30 April 2012
THE FALL OF SAIGON
Gather around, children, and learn how things end when your country becomes needlessly involved in a war whose stated goals (preventing the spread of communism) mask the real goals (securing natural resources like oil and rubber) ~ all the while guaranteeing the loss of the war by using conventional tactics against a guerrilla opponent. We continue to make that same mistake.
37 years ago yesterday and today, more than 7,000 American civilians and 'at risk' Vietnamese were airlifted from various points in South Vietnam's capitol city, Saigon, to a fleet of U.S. naval ships deployed in the South China Sea off Vung Tau. The evacuation took place as North Vietnamese Army (NVA) regulars were appearing in Saigon's suburbs. Fixed-wing aircraft and helicopters manned by military and CIA pilots struggled to accommodate as many refugees as possible, but time was running out. One of the enduring images of the evacuation appears above (click to enlarge) ~ a line of CIA station personnel filing to a waiting helicopter perched precariously atop the roof of their apartment building (often mistakenly identified as the U.S. embassy).
The sad and moving story of this complex operation is summed up nicely here. Incredibly, amid the confusion and gunfire, only four U.S. Marines lost their lives. Virtually all U.S. combat forces had been withdrawn from in-country by August 1973. Those who remained protected the U.S. embassy, and maintained advisory liaison with the South Vietnamese army and air force.

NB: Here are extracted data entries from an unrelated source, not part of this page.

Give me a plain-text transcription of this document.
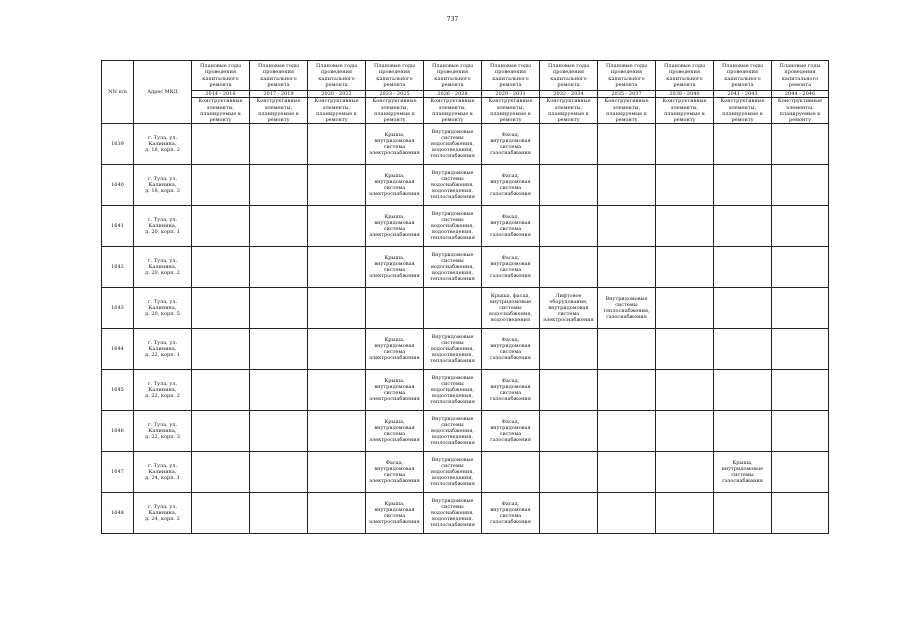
737
NN п/п	Адрес МКД	Плановые годы
проведения
капитального
ремонта	Плановые годы
проведения
капитального
ремонта	Плановые годы
проведения
капитального
ремонта	Плановые годы
проведения
капитального
ремонта	Плановые годы
проведения
капитального
ремонта	Плановые годы
проведения
капитального
ремонта	Плановые годы
проведения
капитального
ремонта	Плановые годы
проведения
капитального
ремонта	Плановые годы
проведения
капитального
ремонта	Плановые годы
проведения
капитального
ремонта	Плановые годы
проведения
капитального
ремонта
		2014 - 2016	2017 - 2019	2020 - 2022	2023 - 2025	2026 - 2028	2029 - 2031	2032 - 2034	2035 - 2037	2038 - 2040	2041 - 2043	2044 - 2046
		Конструктивные
элементы,
планируемые к
ремонту	Конструктивные
элементы,
планируемые к
ремонту	Конструктивные
элементы,
планируемые к
ремонту	Конструктивные
элементы,
планируемые к
ремонту	Конструктивные
элементы,
планируемые к
ремонту	Конструктивные
элементы,
планируемые к
ремонту	Конструктивные
элементы,
планируемые к
ремонту	Конструктивные
элементы,
планируемые к
ремонту	Конструктивные
элементы,
планируемые к
ремонту	Конструктивные
элементы,
планируемые к
ремонту	Конструктивные
элементы,
планируемые к
ремонту
1639	г. Тула, ул. Калинина,
д. 18, корп. 2				Крыша,
внутридомовая
система
электроснабжения	Внутридомовые
системы
водоснабжения,
водоотведения,
теплоснабжения	Фасад,
внутридомовая
система
газоснабжения					
1640	г. Тула, ул. Калинина,
д. 18, корп. 3				Крыша,
внутридомовая
система
электроснабжения	Внутридомовые
системы
водоснабжения,
водоотведения,
теплоснабжения	Фасад,
внутридомовая
система
газоснабжения					
1641	г. Тула, ул. Калинина,
д. 20, корп. 1				Крыша,
внутридомовая
система
электроснабжения	Внутридомовые
системы
водоснабжения,
водоотведения,
теплоснабжения	Фасад,
внутридомовая
система
газоснабжения					
1642	г. Тула, ул. Калинина,
д. 20, корп. 2				Крыша,
внутридомовая
система
электроснабжения	Внутридомовые
системы
водоснабжения,
водоотведения,
теплоснабжения	Фасад,
внутридомовая
система
газоснабжения					
1643	г. Тула, ул. Калинина,
д. 20, корп. 5						Крыша, фасад,
внутридомовые
системы
водоснабжения,
водоотведения	Лифтовое
оборудование,
внутридомовая
система
электроснабжения	Внутридомовые
системы
теплоснабжения,
газоснабжения			
1644	г. Тула, ул. Калинина,
д. 22, корп. 1				Крыша,
внутридомовая
система
электроснабжения	Внутридомовые
системы
водоснабжения,
водоотведения,
теплоснабжения	Фасад,
внутридомовая
система
газоснабжения					
1645	г. Тула, ул. Калинина,
д. 22, корп. 2				Крыша,
внутридомовая
система
электроснабжения	Внутридомовые
системы
водоснабжения,
водоотведения,
теплоснабжения	Фасад,
внутридомовая
система
газоснабжения					
1646	г. Тула, ул. Калинина,
д. 22, корп. 3				Крыша,
внутридомовая
система
электроснабжения	Внутридомовые
системы
водоснабжения,
водоотведения,
теплоснабжения	Фасад,
внутридомовая
система
газоснабжения					
1647	г. Тула, ул. Калинина,
д. 24, корп. 1				Фасад,
внутридомовая
система
электроснабжения	Внутридомовые
системы
водоснабжения,
водоотведения,
теплоснабжения					Крыша,
внутридомовые
системы
газоснабжения	
1648	г. Тула, ул. Калинина,
д. 24, корп. 2				Крыша,
внутридомовая
система
электроснабжения	Внутридомовые
системы
водоснабжения,
водоотведения,
теплоснабжения	Фасад,
внутридомовая
система
газоснабжения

Human societies tend to have short memories, and new leaders take advantage of that fact. I was opposed to the Gulf War, the war in Iraq, and the war in Afghanistan from their inception. Clearly we weren't being told the whole story. Subsequent history has confirmed this. Nearly every war since WWII (with the exception of those few in which we sought to end genocide) have been fought to secure local natural resources or territory, shoring up American hegemony in the world. And all those wars have backfired. Our standing among the world community hasn't been been lower since the nineteenth century. We spent (officially) ten bloody years in Vietnam, to no good end. Ask me ~ I was there.